I can wirelessly transfer Raws to my Android devices using DSLR controller, but nothing I am aware of for my iphone. I may get a Android phone the next time I update, I'm not tied to it. Actually, I bought a Samsung S9 when they came out, only to find it would not work with Red Pocket due to their Sim looking for specific signatures on the phone.

*Update, since DSLR controller does not read cr3 files and does not recognize my camera when its connected by Wi-Fi, I can't recommend it for the R. *


----------



## koenkooi (Nov 6, 2018)

Mt Spokane Photography said:


> I can wirelessly transfer Raws to my Android devices using DSLR controller, but nothing I am aware of for my iphone. I may get a Android phone the next time I update, I'm not tied to it. Actually, I bought a Samsung S9 when they came out, only to find it would not work with Red Pocket due to their Sim looking for specific signatures on the phone.



Have you tried Cascable on your iphone yet?


----------



## SereneSpeed (Nov 6, 2018)

Mt Spokane Photography said:


> I can wirelessly transfer Raws to my Android devices using DSLR controller, but nothing I am aware of for my iphone.



This is a transfer without writing to the card in camera, right?


----------



## jaayres20 (Nov 6, 2018)

SereneSpeed said:


> Jaayres20, I want to clarify your wifi backup to your phone. Were you able to get RAW files to the phone, while writing to the card as well? In my testing, I could not get that.
> 
> I do believe that I could shoot RAW only and have the app pull JPGs for backup - automatically. Not a solution for me, but maybe for you. In the manual, it describes having the app pull the images without you needing to select them. If you are shooting (just) RAW, it pulls a JPG. That's what you after, no?
> 
> ...



I only use JPEG as backups. I used to shoot JPEG only so I am comfortable with them as backups. When I use two card slots I shoot RAW to one card and JPEG to the other. When I transfer to my phone over wifi with the R it only transfers JPEG files. I does not transfer while shooting though. Once you stop it will start the transfer. As soon as you start shooing again it pauses the transfer. There were a few times where I had 20+ images waiting to be backed up. This is also an issue for me. I am really leaning towards just getting a quick SD card reader for my MacBook Pro and bring it along. It isn't perfect but it seems like the fastest and most reliable solution.


----------



## Mt Spokane Photography (Nov 6, 2018)

SereneSpeed said:


> This is a transfer without writing to the card in camera, right?




I had not actually used it with the R. There are two issues. 

1. I could not get it to work over wi-fi with the camera hot spot connected to my tablet.
2. The software will not read CR3 files, so I have to view them with lightroom cc and I do not have it set to find them on the memory card. It remotely controls the camera just fine when connected by cable, the usbc to usb a cable connects thru a adapter to the tablet and is immediately recognized offering usb controller as a option..

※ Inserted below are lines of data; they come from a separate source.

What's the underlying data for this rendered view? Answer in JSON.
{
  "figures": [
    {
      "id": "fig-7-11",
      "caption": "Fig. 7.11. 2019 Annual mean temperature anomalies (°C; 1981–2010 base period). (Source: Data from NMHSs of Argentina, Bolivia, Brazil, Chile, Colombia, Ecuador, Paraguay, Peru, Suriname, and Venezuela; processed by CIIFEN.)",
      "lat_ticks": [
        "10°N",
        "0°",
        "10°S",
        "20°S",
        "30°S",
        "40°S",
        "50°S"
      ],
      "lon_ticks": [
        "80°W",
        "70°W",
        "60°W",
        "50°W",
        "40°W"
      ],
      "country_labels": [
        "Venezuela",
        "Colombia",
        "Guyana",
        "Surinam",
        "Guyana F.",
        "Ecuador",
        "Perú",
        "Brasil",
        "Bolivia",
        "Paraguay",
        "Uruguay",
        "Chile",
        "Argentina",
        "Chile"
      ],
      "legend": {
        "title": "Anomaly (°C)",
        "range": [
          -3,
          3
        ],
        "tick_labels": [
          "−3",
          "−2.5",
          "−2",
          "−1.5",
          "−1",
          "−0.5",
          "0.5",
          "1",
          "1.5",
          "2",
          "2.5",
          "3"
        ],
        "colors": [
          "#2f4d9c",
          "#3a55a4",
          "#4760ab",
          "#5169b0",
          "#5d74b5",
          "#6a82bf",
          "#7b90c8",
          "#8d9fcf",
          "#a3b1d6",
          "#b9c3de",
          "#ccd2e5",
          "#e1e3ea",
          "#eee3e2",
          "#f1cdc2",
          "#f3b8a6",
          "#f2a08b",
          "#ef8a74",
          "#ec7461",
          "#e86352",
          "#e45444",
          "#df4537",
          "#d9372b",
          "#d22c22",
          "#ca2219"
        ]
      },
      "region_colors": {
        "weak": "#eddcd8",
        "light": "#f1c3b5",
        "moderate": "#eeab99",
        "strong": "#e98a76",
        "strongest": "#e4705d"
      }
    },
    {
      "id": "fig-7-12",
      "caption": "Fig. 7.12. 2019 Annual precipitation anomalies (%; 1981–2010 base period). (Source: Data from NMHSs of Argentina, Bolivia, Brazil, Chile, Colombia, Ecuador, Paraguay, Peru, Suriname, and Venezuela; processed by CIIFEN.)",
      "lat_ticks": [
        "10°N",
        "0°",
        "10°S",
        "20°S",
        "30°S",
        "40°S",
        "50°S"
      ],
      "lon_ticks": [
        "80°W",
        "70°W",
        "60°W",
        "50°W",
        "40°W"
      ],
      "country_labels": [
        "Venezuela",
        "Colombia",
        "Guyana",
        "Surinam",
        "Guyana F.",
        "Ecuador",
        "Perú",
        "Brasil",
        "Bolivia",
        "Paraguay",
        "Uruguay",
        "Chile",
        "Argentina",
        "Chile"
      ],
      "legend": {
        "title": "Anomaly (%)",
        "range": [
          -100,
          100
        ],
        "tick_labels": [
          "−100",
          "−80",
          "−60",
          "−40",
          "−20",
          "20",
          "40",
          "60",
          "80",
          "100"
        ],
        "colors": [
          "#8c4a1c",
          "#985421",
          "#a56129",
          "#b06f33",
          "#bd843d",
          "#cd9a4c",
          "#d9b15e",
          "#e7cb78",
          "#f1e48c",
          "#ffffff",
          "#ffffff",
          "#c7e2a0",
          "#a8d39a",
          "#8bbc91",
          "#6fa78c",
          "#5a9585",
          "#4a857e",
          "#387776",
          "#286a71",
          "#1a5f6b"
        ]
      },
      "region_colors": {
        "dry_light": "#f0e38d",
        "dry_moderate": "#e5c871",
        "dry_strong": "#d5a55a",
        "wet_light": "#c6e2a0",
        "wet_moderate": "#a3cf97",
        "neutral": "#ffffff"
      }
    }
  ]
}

So, I think it will be frustrating as a storage method until its updated to read cr3 files and work with wi-fi.

I think he has as good as any of the storage solutions, but a pair of large cards may reduce the time spent switching them while doing the backup.


----------



## privatebydesign (Nov 6, 2018)

For an iPhone/iPad app try Cascable, it supports the EOS R.


----------



## Mt Spokane Photography (Nov 7, 2018)

privatebydesign said:


> For an iPhone/iPad app try Cascable, it supports the EOS R.




Have you used it? I briefly looked at it and saw so many negative comments that I passed it by. A review from a photographer like you, who I know understands the issue of transferring raws to a camera would help. My iphone has only 64 GB, of which half is used already, so the remaining capacity of less than 32GB is just not enough. I'd want at least 128GB of room which means a very big investment in the camera. A Android phone can add memory via a memory card and actually be reasonably priced to get that available128 GB of storage.


----------



## privatebydesign (Nov 11, 2018)

I've only used the trial version and wasn't that impressed with the performance, issues with disconnects and downloading just jpegs, but that wasn't with an EOS-R it was with the 1DX MkII and WFT-E8A. It seems most of these apps have very varied user experiences so I suggested it as it specifically states EOS-R compatibility. 

I did like a couple of the other features of the app though so maybe I'll end up getting it. One thing I did find interesting from a video posted by the developer, Apple are actively pushing developers to make subscription apps, in general, for non pro software packages, I don't like that model especially for things like iOS apps.


----------